The collector is personally liable in an action to recover back an excess of duties paid to him as collector and by him paid over in the regular and ordinary course of his duty into the Treasury of the United States, he, the collector, acting in good faith and under instructions from the Treasury Department, a notice having been given him at the time of payment that the duties were charged too high and that the party paying, so paid to get possession of his goods, and intended to sue to recover back the amount erroneously paid, and a notice not to pay over the amount into the Treasury. It is the settled doctrine of the law that where money is illegally demanded

Page 35 U. S. 138

and received by an agent, he cannot exonerate himself from personal

responsibility by paying it over to his principal when he has had notice not to pay it over.

The suit was originally instituted in the Superior Court of the City of New York by the plaintiff against the defendant, the Collector of the Port of New York, and was removed by certiorari into the Circuit Court of the United States.

The action was assumpsit to recover from the defendant the sum of thirty-one hundred dollars and seventy-eight cents received by him for duties as collector of the port of New York on an importation of worsted shawls with cotton borders and worsted suspenders with cotton straps or ends. The duty was levied at the rate of fifty percentum ad valorem under the second clause of the second section of the Act of 14 July, 1832, entitled "An act to alter and amend the several acts imposing duties on imports," as manufactures of wool or of which wool is a component part. The plea of nonassumpsit was pleaded by the defendant in bar of the action.

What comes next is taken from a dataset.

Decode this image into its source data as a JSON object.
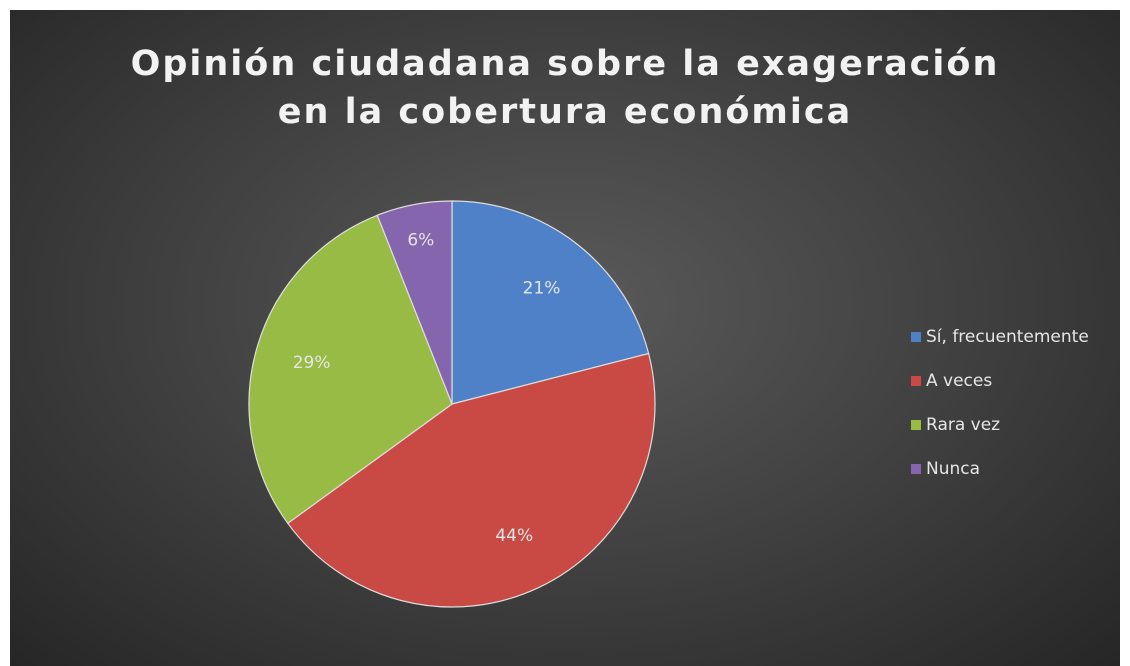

The following points were presented during the progress of the trial for the opinion of the judges and on which the judges were opposed in opinion:

First. Upon the trial of the cause, it having been proved that the shawls imported, and upon which the duty of fifty percentum ad valorem had been received, were worsted shawls with cotton borders sewed on, and that the suspenders were worsted with cotton ends or straps, and that worsted was made out of wool by combing, and thereby became a distinct article, well known in commerce under the denomination of worsted.

The judges were divided in opinion whether the said shawls and suspenders were or were not a manufacture of wool or of which wool is a component part within the meaning of the words "all other manufactures of wool, or which wool is a component part" in the second article of the second section of the Act of Congress of 14 July, 1832.

Second. Whether the collector is personally liable in an action to recover back an excess of duties paid to him as collector

Page 35 U. S. 139

and by him in the regular or ordinary course of his duty paid into the Treasury of the United States, he, the collector, acting in good faith and under instructions from the Treasury Department, and no protest being made at the time of payment or notice not to pay the money over or intention to sue to recover back the amount given him.

Third. Whether the collector is personally liable in an action to recover back an excess of duties paid to him as collector, and by him paid in the regular and ordinary course of his duty into the Treasury of the United States, he, the collector, acting in good faith and under instructions from the Treasury Department, a notice having been given at the time of payment that the duties were charged too high and that the party paying so paid to get possession of his goods, and intended to sue to recover back the amount erroneously paid, and a notice not to pay over the amount into the Treasury.

These several points of disagreement were certified to this Court by the direction of the judges of the circuit court.